The UN deputy chief has underscored the importance of the full and comprehensive implementation of Colombia’s historic 2016 peace agreement, to enable sustainable and resilient communities in the wake of the coronavirus pandemic.
At the end of a two-day virtual visit to the Latin American country, Deputy Secretary-General Amina Mohammed also highlighted the need to ensure a focus on rural areas hit hard by both violence and COVID-19.
“It is essential to create renewed development opportunities, improve security and emphasize the presence of the State in a country that suffered from conflict and is now suffering from the effects of the pandemic,” Ms. Mohammed said at a virtual press conference at the end of the visit.
“This is the time to think about measures to rebuild better, to leave no one behind and to achieve sustainable peace.”
In this enormous task, the role of women is vital, she added, noting that four years after the signing of the peace agreement, women continue to be the driving force behind its implementation.
The deputy UN chief also paid a virtual visit to Vista Hermosa (literal translation: beautiful view), a region in south-east Colombia that was badly affected during the conflict.
“We had the opportunity to visit Vista Hermosa to meet with young women peacebuilders, deeply affected by armed conflict and committed to find peace and dignity for their communities,” said Ms. Mohammed.
“The UN stands with you in solidarity toward implementation – which we recognize is not without challenges – to support the growing momentum for economic and social reintegration for all.”
Ms. Mohammed also met with women human rights defenders and women leaders, and discussed the progress and challenges in implementing the peace agreement. She was inspired by the courage and resilience of by women’s organizations and women leaders who continue to be a driving force for peacebuilding amid insecurities.

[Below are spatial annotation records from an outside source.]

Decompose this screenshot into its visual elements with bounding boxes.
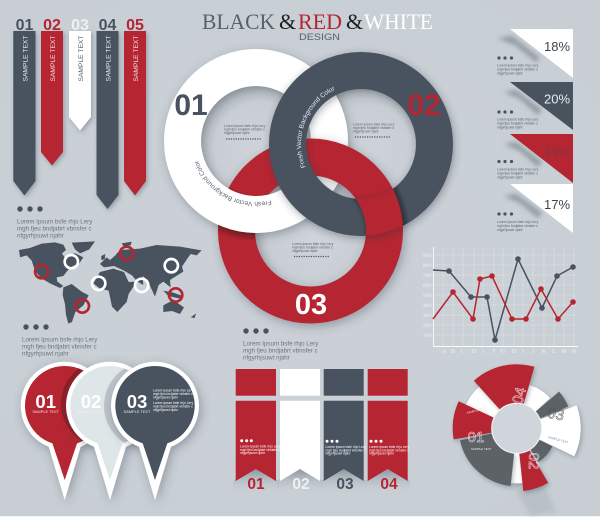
triangle 17%: nfgyrhjsuwt njahr <box>497 228 524 232</box>
segment red left <box>453 401 494 439</box>
pin 03 <box>111 362 199 500</box>
donut labels: SAMPLE TEXT <box>471 447 492 451</box>
donut labels: SAMPLE TEXT <box>548 435 569 444</box>
ribbon 01: mgh fjeu bndjabrt vbnsfer c <box>240 448 280 452</box>
x axis labels: C <box>461 349 465 355</box>
line chart <box>423 247 578 355</box>
triangle 18%: nfgyrhjsuwt njahr <box>497 72 524 76</box>
text block: below rings: Lorem Ipsum bsfe rhjo Lery <box>243 340 319 348</box>
segment dark small <box>536 392 568 418</box>
donut labels: SAMPLE TEXT <box>466 406 487 415</box>
ribbon 04: 04 <box>380 476 398 493</box>
curved text dark ring: Fresh Vector Background Color <box>296 86 334 168</box>
pin 02: SAMPLE TEXT <box>78 409 105 414</box>
banner 04 <box>96 17 118 209</box>
triangle 20%: Lorem Ipsum bsfe rhjo Lery <box>497 118 539 122</box>
x axis labels: M <box>561 349 567 355</box>
pin 03: mgh fjeu bndjabrt vbnsfer c <box>153 404 193 408</box>
ribbon 04: Lorem Ipsum bsfe rhjo Lery <box>369 445 409 449</box>
segment white small <box>524 385 550 412</box>
y axis labels: 400 <box>423 303 431 309</box>
ring 02 text <box>353 122 395 137</box>
pin 01 <box>17 359 94 502</box>
banner 03: SAMPLE TEXT <box>78 36 85 81</box>
pin 03: mgh fjeu bndjabrt vbnsfer c <box>153 392 193 396</box>
x axis labels: I <box>522 349 524 355</box>
triangle 14%: nfgyrhjsuwt njahr <box>497 176 524 180</box>
segment red top <box>474 364 534 410</box>
curved text white ring: Fresh Vector Background Color <box>194 161 272 207</box>
title: & <box>346 9 363 34</box>
triangle 20%: 20% <box>544 92 570 106</box>
pin 02: 02 <box>81 391 101 412</box>
ribbon 02 <box>277 369 323 494</box>
africa <box>93 269 137 312</box>
south america <box>63 284 89 324</box>
banner 04: SAMPLE TEXT <box>106 36 112 81</box>
north america <box>19 242 83 288</box>
ring number 03: 03 <box>295 289 327 321</box>
text block: below rings: mgh fjeu bndjabrt vbnsfer c <box>243 348 318 354</box>
ribbon 03: mgh fjeu bndjabrt vbnsfer c <box>326 448 366 452</box>
panel: percentage triangles <box>497 29 573 233</box>
text block: below rings <box>243 328 319 362</box>
pin 01: 01 <box>35 391 56 412</box>
text block: above map <box>17 206 93 240</box>
banner 03 <box>69 17 91 130</box>
ring number 02: 02 <box>407 89 441 122</box>
ring 03 text: mgh fjeu bndjabrt vbnsfer c <box>292 246 333 250</box>
ring 01 text: mgh fjeu bndjabrt vbnsfer c <box>224 128 265 132</box>
x axis labels: N <box>572 349 577 355</box>
x axis labels: J <box>532 349 535 355</box>
ring 03 red <box>236 157 384 305</box>
triangle 18%: Lorem Ipsum bsfe rhjo Lery <box>497 64 539 68</box>
donut labels: 01 <box>468 429 484 446</box>
text block: above map: mgh fjeu bndjabrt vbnsfer c <box>17 226 92 232</box>
ribbon 01: 01 <box>247 476 265 493</box>
pin 03: nfgyrhjsuwt njahr <box>153 408 179 412</box>
ring 03 text: nfgyrhjsuwt njahr <box>292 249 319 253</box>
x axis labels: F <box>492 349 496 355</box>
ring number 01: 01 <box>174 89 208 122</box>
ribbon 03: Lorem Ipsum bsfe rhjo Lery <box>326 445 366 449</box>
x axis labels <box>442 349 577 355</box>
banner 05 <box>124 17 146 196</box>
x axis labels: D <box>472 349 477 355</box>
title: BLACK <box>202 9 275 34</box>
donut labels: 03 <box>546 405 565 424</box>
text block: below map <box>22 324 98 358</box>
ribbon 04: nfgyrhjsuwt njahr <box>369 452 395 456</box>
banner 05: 05 <box>126 17 144 34</box>
segment white bottom <box>511 453 522 483</box>
segment white upper-left <box>466 387 500 418</box>
ribbon 04 <box>365 369 410 494</box>
panel: ribbons <box>233 369 410 494</box>
ring 03 text <box>292 242 334 256</box>
x axis labels: B <box>451 349 455 355</box>
y axis labels: 200 <box>423 323 431 329</box>
ring 01 overlap <box>164 150 306 233</box>
ribbon 03: 03 <box>336 476 354 493</box>
y axis labels: 900 <box>423 253 431 259</box>
ribbon 01: Lorem Ipsum bsfe rhjo Lery <box>240 444 280 448</box>
donut labels: 04 <box>509 386 530 406</box>
x axis labels: G <box>501 349 506 355</box>
banner 01 <box>13 17 36 196</box>
triangle 18%: mgh fjeu bndjabrt vbnsfer c <box>497 68 538 72</box>
y axis labels: 700 <box>423 273 431 279</box>
red shadow on dark <box>352 186 408 236</box>
triangle 20% <box>497 82 573 130</box>
ribbon 01: nfgyrhjsuwt njahr <box>240 451 266 455</box>
banner 02: 02 <box>43 17 61 34</box>
greenland <box>72 241 95 253</box>
ring 03 text: Lorem Ipsum bsfe rhjo Lery <box>292 242 334 246</box>
donut labels: 02 <box>525 453 542 469</box>
title: DESIGN <box>299 32 340 43</box>
text block: below map: mgh fjeu bndjabrt vbnsfer c <box>22 344 97 350</box>
text block: above map: Lorem Ipsum bsfe rhjo Lery <box>17 218 93 226</box>
ring 01 text: nfgyrhjsuwt njahr <box>224 131 251 135</box>
pin 03: 03 <box>127 391 147 412</box>
triangle 18% <box>497 29 573 78</box>
pin 03: SAMPLE TEXT <box>124 409 151 414</box>
segment white big <box>539 405 581 456</box>
australia <box>163 300 184 314</box>
ring 03 overlap <box>356 188 403 236</box>
pin 03: nfgyrhjsuwt njahr <box>153 396 179 400</box>
red series <box>433 273 576 322</box>
white shadow on red <box>218 187 257 240</box>
x axis labels: A <box>442 349 447 355</box>
banner 05: SAMPLE TEXT <box>133 36 140 81</box>
triangle 14%: Lorem Ipsum bsfe rhjo Lery <box>497 168 539 172</box>
triangle 17%: Lorem Ipsum bsfe rhjo Lery <box>497 220 539 224</box>
ring 02 text: Lorem Ipsum bsfe rhjo Lery <box>353 122 395 126</box>
text block: below map: nfgyrhjsuwt njahr <box>22 350 69 358</box>
triangle 20%: nfgyrhjsuwt njahr <box>497 126 524 130</box>
triangle 14% <box>497 134 573 183</box>
triangle 20%: mgh fjeu bndjabrt vbnsfer c <box>497 122 538 126</box>
title: WHITE <box>364 9 433 34</box>
donut hole <box>492 403 542 453</box>
x axis labels: K <box>542 349 547 355</box>
triangle 17% <box>497 184 573 233</box>
world map <box>19 241 202 324</box>
ribbon 04: mgh fjeu bndjabrt vbnsfer c <box>369 448 409 452</box>
ring 01 white <box>182 68 330 214</box>
map rings <box>35 247 182 313</box>
ring 02 text: nfgyrhjsuwt njahr <box>353 130 380 134</box>
text block: below rings: nfgyrhjsuwt njahr <box>243 354 290 362</box>
triangle 17%: mgh fjeu bndjabrt vbnsfer c <box>497 224 538 228</box>
y axis labels: 600 <box>423 283 431 289</box>
title: & <box>279 9 296 34</box>
pin 01: SAMPLE TEXT <box>32 409 60 414</box>
dark series <box>433 256 576 343</box>
banner 02 <box>41 17 63 166</box>
x axis labels: H <box>512 349 517 355</box>
eurasia <box>100 245 202 297</box>
y axis labels: 100 <box>423 333 431 339</box>
ribbon 01 <box>233 369 280 494</box>
segment red bottom <box>519 450 548 491</box>
ribbon 03: nfgyrhjsuwt njahr <box>326 452 351 456</box>
banner 03: 03 <box>71 17 89 34</box>
ribbon 03 <box>321 369 366 494</box>
ring 02 dark <box>288 70 434 218</box>
segment dark lower <box>530 440 552 462</box>
banner 02: SAMPLE TEXT <box>50 36 57 81</box>
y axis labels: 800 <box>423 263 431 269</box>
donut labels <box>466 386 569 469</box>
ring 01 text: Lorem Ipsum bsfe rhjo Lery <box>224 124 266 128</box>
panel: vertical arrow banners <box>13 17 146 209</box>
ring 01 text <box>224 124 266 139</box>
banner 04: 04 <box>99 17 116 34</box>
triangle 18%: 18% <box>544 39 570 54</box>
title: RED <box>298 9 342 34</box>
text block: below map: Lorem Ipsum bsfe rhjo Lery <box>22 336 98 344</box>
islands <box>163 291 183 299</box>
triangle 14%: 14% <box>544 144 570 159</box>
panel: donut chart <box>453 364 581 516</box>
panel: interlocked rings <box>160 46 459 332</box>
text block: above map: nfgyrhjsuwt njahr <box>17 232 64 240</box>
pin 03: Lorem Ipsum bsfe rhjo Lery <box>153 388 193 392</box>
y axis labels: 500 <box>423 293 431 299</box>
x axis labels: I <box>482 349 484 355</box>
ribbon 02: 02 <box>292 476 310 493</box>
triangle 17%: 17% <box>544 197 570 212</box>
ring 02 text: mgh fjeu bndjabrt vbnsfer c <box>353 126 394 130</box>
banner 01: SAMPLE TEXT <box>22 36 30 81</box>
bottom light shadow <box>513 486 556 516</box>
x axis labels: L <box>552 349 556 355</box>
pin 03: Lorem Ipsum bsfe rhjo Lery <box>153 401 193 405</box>
pin 02 <box>64 359 139 502</box>
banner 01: 01 <box>16 17 34 34</box>
y axis labels: 300 <box>423 313 431 319</box>
triangle 14%: mgh fjeu bndjabrt vbnsfer c <box>497 172 538 176</box>
title <box>202 9 433 43</box>
segment dark big <box>460 434 514 486</box>
panel: map pins <box>21 360 199 500</box>
y axis labels <box>423 253 431 339</box>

Gender equality in COVID-19 recovery
The Deputy Secretary-General held a meeting, via videoconference, with President Iván Duque where they discussed the socio-economic impact of the coronavirus pandemic on the country, protecting the most vulnerable, and promoting inclusive, green and sustainable recovery.

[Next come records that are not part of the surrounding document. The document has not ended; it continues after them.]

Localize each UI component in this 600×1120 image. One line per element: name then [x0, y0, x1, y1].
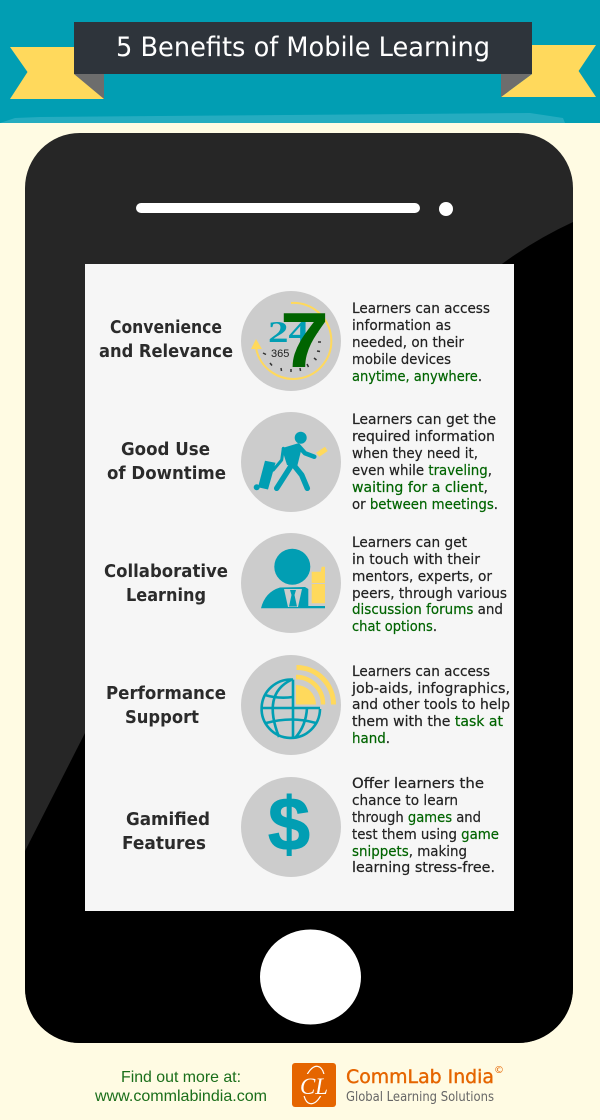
icon: person with phone: [241, 533, 341, 633]
logo wordmark: CommLab India: [346, 1066, 494, 1088]
description: [351, 664, 510, 747]
description: peers, through various: [352, 586, 507, 602]
title banner: 5 Benefits of Mobile Learning: [116, 32, 490, 63]
icon: 24/7/365 clock: [241, 291, 341, 391]
description: learning stress-free.: [352, 860, 495, 876]
heading: and Relevance: [99, 341, 233, 362]
description: chance to learn: [352, 793, 458, 809]
heading: [106, 683, 226, 728]
description: through games and: [352, 810, 481, 826]
logo mark: [292, 1063, 336, 1107]
heading: Support: [125, 707, 199, 728]
phone speaker: [136, 203, 420, 213]
description: [352, 776, 499, 876]
description: test them using game: [352, 827, 499, 843]
description: even while traveling,: [352, 463, 492, 479]
description: needed, on their: [352, 335, 464, 351]
description: chat options.: [352, 619, 437, 635]
footer link text: Find out more at:: [121, 1069, 241, 1086]
icon: globe with signal waves: [241, 655, 341, 755]
heading: [107, 439, 226, 484]
footer link text: [94, 1069, 267, 1105]
heading: [104, 561, 228, 606]
header band: [0, 0, 600, 123]
left ribbon tail: [10, 47, 104, 99]
benefit 1: convenience and relevance: [99, 291, 490, 391]
icon: dollar sign: $: [268, 782, 310, 866]
benefit 4: performance support: [106, 655, 510, 755]
title banner: [74, 22, 532, 74]
CommLab India logo: [292, 1063, 504, 1107]
phone body: [25, 133, 573, 1043]
description: [352, 412, 498, 513]
icon: 24/7/365 clock: 365: [271, 348, 289, 360]
description: hand.: [352, 731, 390, 747]
description: mobile devices: [352, 352, 451, 368]
icon: traveller with suitcase: [241, 412, 341, 512]
description: job-aids, infographics,: [351, 681, 510, 697]
description: them with the task at: [352, 714, 504, 730]
description: and other tools to help: [352, 697, 510, 713]
icon: 24/7/365 clock: 7: [280, 296, 329, 384]
icon: dollar sign: [241, 777, 341, 877]
heading: of Downtime: [107, 463, 226, 484]
heading: Gamified: [126, 809, 210, 830]
description: information as: [352, 318, 451, 334]
right ribbon tail: [501, 45, 596, 97]
description: discussion forums and: [352, 602, 503, 618]
description: in touch with their: [352, 552, 480, 568]
description: mentors, experts, or: [352, 569, 492, 585]
description: when they need it,: [352, 446, 478, 462]
description: [352, 535, 507, 635]
logo wordmark: Global Learning Solutions: [346, 1090, 494, 1105]
heading: Good Use: [121, 439, 210, 460]
benefit 3: collaborative learning: [104, 533, 507, 635]
description: snippets, making: [352, 844, 467, 860]
heading: [122, 809, 210, 854]
title ribbon: [10, 22, 596, 99]
benefit 2: good use of downtime: [107, 412, 498, 513]
phone home button: [260, 930, 361, 1024]
logo wordmark: ©: [494, 1065, 504, 1076]
description: required information: [352, 429, 495, 445]
description: Learners can get: [352, 535, 467, 551]
heading: [99, 317, 233, 362]
phone screen panel: [85, 264, 514, 911]
description: Learners can access: [352, 664, 490, 680]
logo mark: CL: [300, 1074, 328, 1099]
logo wordmark: [346, 1065, 504, 1105]
description: or between meetings.: [352, 497, 498, 513]
icon: 24/7/365 clock: 24: [268, 314, 309, 349]
footer link text: www.commlabindia.com: [94, 1088, 267, 1105]
heading: Learning: [126, 585, 206, 606]
description: anytime, anywhere.: [352, 369, 482, 385]
benefit 5: gamified features: [122, 776, 499, 877]
heading: Features: [122, 833, 206, 854]
description: Offer learners the: [352, 776, 484, 792]
heading: Performance: [106, 683, 226, 704]
description: waiting for a client,: [352, 480, 488, 496]
description: [352, 301, 490, 385]
description: Learners can access: [352, 301, 490, 317]
phone camera: [439, 202, 453, 216]
heading: Collaborative: [104, 561, 228, 582]
heading: Convenience: [110, 317, 222, 338]
description: Learners can get the: [352, 412, 496, 428]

Ms. Mohammed commended Colombia’s commitment to promoting gender equality, and its efforts to ensure women are at the heart of the COVID-19 recovery and in implementing the peace agreement.

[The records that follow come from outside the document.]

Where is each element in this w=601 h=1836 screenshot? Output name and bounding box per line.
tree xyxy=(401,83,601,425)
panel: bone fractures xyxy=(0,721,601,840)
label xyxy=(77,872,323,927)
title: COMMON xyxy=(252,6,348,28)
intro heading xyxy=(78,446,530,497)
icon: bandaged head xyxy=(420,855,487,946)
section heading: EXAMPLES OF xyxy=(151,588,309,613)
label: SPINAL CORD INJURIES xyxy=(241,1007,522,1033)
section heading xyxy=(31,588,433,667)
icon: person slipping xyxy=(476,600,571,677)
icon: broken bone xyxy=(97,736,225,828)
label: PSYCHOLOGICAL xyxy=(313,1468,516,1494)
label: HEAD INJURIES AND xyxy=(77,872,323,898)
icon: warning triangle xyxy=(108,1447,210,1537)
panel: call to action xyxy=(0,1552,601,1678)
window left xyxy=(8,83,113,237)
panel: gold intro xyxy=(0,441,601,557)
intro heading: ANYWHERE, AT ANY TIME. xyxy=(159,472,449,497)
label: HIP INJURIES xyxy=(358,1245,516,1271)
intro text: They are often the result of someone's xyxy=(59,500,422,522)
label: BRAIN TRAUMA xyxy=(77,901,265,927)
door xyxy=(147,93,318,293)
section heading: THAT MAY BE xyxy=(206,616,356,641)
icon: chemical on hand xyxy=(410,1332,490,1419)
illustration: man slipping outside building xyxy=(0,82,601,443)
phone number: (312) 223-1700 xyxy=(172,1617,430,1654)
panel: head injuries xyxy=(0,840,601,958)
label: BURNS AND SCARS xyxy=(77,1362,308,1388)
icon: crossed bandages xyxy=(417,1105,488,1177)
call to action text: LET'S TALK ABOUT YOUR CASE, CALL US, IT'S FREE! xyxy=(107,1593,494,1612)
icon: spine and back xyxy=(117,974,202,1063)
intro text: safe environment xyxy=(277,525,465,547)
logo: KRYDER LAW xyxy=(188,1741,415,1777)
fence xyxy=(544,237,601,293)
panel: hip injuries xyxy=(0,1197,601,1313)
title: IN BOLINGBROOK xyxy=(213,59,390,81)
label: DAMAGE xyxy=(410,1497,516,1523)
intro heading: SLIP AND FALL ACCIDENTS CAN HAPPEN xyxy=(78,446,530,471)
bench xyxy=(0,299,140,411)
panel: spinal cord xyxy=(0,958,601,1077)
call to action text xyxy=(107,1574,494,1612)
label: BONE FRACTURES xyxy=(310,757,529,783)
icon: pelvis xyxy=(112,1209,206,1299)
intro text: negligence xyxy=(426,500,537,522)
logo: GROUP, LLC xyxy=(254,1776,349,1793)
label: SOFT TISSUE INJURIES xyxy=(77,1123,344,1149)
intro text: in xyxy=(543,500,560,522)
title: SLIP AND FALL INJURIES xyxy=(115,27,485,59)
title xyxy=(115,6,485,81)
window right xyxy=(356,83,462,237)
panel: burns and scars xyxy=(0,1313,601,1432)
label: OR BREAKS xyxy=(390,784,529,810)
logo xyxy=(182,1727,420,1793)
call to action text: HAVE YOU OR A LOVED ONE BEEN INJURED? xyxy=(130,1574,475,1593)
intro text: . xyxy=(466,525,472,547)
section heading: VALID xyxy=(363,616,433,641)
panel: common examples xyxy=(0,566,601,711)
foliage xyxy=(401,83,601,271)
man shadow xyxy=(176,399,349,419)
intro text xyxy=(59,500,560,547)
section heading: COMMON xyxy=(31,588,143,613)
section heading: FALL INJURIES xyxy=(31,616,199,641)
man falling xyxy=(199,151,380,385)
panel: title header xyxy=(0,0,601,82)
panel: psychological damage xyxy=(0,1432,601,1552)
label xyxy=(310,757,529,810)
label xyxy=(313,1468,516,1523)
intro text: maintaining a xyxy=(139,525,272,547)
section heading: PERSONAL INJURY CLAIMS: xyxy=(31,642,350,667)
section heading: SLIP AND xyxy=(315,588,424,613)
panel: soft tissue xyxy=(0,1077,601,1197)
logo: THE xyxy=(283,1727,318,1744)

The virtual visit also showcased the work of the United Nations in Colombia, as well as its collaboration with national and local authorities and civil society organizations – including in the response to the pandemic, development challenges and peace consolidation.
First virtual visit since COVID-19 outbreak
The virtual trip on 28 and 29 October was the first such visit since the outbreak of the pandemic.
The Deputy Secretary-General was accompanied by Phumzile Mlambo-Ngcuka, Executive Director of UN-Women; Rosemary DiCarlo Under-Secretary-General for Political and Peacebuilding Affairs; and Pramila Patten, Special Representative of the Secretary-General on Sexual Violence in Conflict.
The last time the Ms. Mohammed visited Colombia in person was in 2015 for the launch of the Inter-Institutional Commission for the Sustainable Development Goals (SDGs).